Foreign shores have always been a frontier of political battles. This was especially so in pre-independence times. Some did it gradually like Dadabhai Naoroji. There were also leaders like VD Savarkar and Shyamji Krishna Varma. Then there was Madan Lal Dhingra
Gandhi’s utterances at various interactions also amplified his reluctance to be part of the India story. At a time when inflation is being handled impressively (retail inflation dropped to a 25-month low in May), mega infrastructural work is underway, and India has successfully bucked recession, the Congress leader has insisted on hitting out at the country and the policies of its democratically elected government, time and again. Recently, US Ambassador to India Eric Garcetti maintained, “When I look at the digital payments and financial tech infrastructure that India has, India has rocked the world. A tea vendor in a village makes sure that she gets direct payment from the government on her phone… I recently had dinner with a group of multi-faith leaders in India, one of them said, ‘We hear all this talk about 4G, 5G and 6G, but here in India we have something more powerful than that—Guruji.’” Doubts had been expressed about Rahul Gandhi’s astuteness even before the day he went to JNU, shocking his own party members. It was reinforced when he maintained that India is just a federation of different states at all his recent political outings.

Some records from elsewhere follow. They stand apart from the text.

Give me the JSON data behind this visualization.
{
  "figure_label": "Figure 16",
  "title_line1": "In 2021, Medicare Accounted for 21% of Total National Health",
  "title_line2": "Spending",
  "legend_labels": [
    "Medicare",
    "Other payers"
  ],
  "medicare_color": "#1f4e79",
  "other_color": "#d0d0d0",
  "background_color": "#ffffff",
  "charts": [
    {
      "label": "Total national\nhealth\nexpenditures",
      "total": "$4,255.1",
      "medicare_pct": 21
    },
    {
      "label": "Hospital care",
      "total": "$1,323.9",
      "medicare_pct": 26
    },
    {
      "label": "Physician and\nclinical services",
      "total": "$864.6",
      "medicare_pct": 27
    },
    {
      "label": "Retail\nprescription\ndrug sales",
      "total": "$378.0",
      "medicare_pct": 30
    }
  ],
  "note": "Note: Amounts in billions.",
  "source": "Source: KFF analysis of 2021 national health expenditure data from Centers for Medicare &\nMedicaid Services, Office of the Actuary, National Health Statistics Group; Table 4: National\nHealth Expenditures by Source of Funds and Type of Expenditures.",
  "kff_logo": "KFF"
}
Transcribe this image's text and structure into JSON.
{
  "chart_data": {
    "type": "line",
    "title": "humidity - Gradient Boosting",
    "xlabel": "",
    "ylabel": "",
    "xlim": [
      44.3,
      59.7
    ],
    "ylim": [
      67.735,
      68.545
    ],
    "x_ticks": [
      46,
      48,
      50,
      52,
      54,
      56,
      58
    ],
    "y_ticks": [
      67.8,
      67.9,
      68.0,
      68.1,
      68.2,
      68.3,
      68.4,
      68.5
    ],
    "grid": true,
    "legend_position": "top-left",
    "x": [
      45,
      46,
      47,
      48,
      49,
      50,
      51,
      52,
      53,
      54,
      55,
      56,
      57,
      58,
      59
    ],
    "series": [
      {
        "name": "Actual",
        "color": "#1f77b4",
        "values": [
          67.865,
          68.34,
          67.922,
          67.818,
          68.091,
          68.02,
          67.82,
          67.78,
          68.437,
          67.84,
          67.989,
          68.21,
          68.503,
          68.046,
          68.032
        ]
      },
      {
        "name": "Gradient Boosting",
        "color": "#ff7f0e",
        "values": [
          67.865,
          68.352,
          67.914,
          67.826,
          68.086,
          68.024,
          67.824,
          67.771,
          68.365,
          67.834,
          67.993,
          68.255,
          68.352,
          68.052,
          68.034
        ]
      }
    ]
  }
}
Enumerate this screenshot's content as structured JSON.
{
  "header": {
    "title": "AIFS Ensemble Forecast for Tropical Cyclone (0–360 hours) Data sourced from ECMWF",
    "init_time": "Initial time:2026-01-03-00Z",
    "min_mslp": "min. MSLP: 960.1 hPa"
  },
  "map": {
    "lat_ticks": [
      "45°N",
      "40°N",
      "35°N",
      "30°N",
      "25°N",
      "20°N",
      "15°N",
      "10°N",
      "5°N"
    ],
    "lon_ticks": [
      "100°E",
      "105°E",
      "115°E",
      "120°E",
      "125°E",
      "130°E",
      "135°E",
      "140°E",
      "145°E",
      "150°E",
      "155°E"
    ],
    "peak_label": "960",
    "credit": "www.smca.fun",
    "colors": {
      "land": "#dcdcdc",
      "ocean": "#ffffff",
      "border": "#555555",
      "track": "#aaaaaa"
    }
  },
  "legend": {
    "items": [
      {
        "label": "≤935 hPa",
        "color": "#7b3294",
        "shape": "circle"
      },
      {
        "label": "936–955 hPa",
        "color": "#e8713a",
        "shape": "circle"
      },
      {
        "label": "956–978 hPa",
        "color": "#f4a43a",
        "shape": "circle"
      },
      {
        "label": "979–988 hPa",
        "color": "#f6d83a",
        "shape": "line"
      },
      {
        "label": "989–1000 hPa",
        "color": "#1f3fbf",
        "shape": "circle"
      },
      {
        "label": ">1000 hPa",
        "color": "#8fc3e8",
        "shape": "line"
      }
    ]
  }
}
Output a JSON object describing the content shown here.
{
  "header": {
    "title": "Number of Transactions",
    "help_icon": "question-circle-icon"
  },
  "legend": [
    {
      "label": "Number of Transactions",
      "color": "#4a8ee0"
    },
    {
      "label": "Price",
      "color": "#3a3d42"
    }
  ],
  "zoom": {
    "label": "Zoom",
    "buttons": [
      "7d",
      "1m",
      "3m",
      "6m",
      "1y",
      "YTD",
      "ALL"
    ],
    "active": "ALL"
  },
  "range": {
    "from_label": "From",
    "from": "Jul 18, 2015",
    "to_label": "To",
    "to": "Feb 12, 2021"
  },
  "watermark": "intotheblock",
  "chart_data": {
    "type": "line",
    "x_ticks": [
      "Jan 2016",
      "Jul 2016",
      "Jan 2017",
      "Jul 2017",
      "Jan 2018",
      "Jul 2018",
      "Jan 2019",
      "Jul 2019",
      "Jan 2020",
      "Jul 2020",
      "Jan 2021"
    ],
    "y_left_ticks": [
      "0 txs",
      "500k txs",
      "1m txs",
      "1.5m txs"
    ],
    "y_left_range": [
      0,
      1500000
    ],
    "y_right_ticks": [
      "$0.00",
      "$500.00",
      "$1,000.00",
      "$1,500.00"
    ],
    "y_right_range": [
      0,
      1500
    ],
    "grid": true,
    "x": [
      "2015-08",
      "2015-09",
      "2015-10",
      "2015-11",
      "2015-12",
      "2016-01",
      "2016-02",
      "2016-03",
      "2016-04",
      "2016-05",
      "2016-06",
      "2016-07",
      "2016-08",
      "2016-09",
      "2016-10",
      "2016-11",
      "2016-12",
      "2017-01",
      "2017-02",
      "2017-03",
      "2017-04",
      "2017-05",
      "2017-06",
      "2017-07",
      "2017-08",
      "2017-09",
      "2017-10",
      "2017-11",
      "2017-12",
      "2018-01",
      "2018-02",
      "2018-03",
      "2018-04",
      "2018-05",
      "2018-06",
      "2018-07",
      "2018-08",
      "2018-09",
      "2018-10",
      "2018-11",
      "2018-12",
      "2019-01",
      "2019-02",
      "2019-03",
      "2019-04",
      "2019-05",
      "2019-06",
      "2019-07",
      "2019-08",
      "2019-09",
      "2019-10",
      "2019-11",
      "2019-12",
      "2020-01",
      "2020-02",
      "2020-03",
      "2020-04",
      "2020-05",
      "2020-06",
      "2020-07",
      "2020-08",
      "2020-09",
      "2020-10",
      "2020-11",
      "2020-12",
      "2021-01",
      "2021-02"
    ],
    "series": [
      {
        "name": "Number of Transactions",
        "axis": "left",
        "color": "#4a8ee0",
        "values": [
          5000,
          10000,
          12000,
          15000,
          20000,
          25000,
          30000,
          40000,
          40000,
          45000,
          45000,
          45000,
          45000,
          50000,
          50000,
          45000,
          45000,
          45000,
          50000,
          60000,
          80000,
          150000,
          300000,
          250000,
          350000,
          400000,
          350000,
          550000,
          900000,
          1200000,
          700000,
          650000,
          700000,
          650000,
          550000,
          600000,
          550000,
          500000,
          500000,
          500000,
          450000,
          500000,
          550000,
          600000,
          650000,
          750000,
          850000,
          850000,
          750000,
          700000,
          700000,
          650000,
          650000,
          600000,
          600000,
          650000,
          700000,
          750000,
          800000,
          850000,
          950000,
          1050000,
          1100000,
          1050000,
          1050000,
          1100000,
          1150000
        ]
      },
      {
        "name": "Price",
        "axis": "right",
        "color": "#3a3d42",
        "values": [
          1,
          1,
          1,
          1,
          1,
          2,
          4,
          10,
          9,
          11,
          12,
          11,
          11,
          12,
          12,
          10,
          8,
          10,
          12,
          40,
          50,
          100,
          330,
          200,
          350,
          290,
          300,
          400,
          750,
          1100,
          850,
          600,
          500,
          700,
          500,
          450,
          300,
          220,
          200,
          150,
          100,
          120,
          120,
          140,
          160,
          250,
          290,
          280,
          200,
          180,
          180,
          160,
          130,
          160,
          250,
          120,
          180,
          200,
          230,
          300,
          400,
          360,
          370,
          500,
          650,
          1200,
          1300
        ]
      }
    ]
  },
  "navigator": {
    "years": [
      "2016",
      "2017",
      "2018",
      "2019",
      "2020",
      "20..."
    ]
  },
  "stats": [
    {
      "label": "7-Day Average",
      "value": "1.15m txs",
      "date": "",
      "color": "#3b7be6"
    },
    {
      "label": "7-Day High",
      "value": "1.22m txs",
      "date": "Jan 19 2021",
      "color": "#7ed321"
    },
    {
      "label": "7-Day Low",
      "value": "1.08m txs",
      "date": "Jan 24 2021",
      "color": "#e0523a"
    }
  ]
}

Modi, who has made many trips to the US, has never found the need to indulge in self-celebratory gimmickry to woo NRIs there. In sharp contrast to Gandhi’s desperate bids to appear as a grounded, sensitive man connected with ordinary people, Modi has tended to promote India and its advantages, rather than showcase himself, whenever he travelled abroad. Modi’s US visits— he has made seven trips in his nine years in power, the most to any country—have had massive and enthralled audiences from across the US filling whole football stadiums. His rock-star status among NRIs in the US for years was endorsed again recently, just a few days ahead of his impending visit. US National Security Advisor (NSA) Jake Sullivan said that President Joe Biden was “thrilled to see what is happening in India”. He also affirmed that Modi’s visit is designed to remove hurdles in defence and high-tech trade as well as obstacles that have stood in the way of better collaboration among Indian and American scientists and researchers, a clear sign of how far and how close Modi has brought India-US relations through his two terms. He is the first prime minister to navigate a seamless path to bust the myth that a Republican administration in Washington works best for New Delhi. His steering of India may rankle some but for the most part, Modi at the helm continues to bode well for India and the US. As a matter of fact, for India and the world.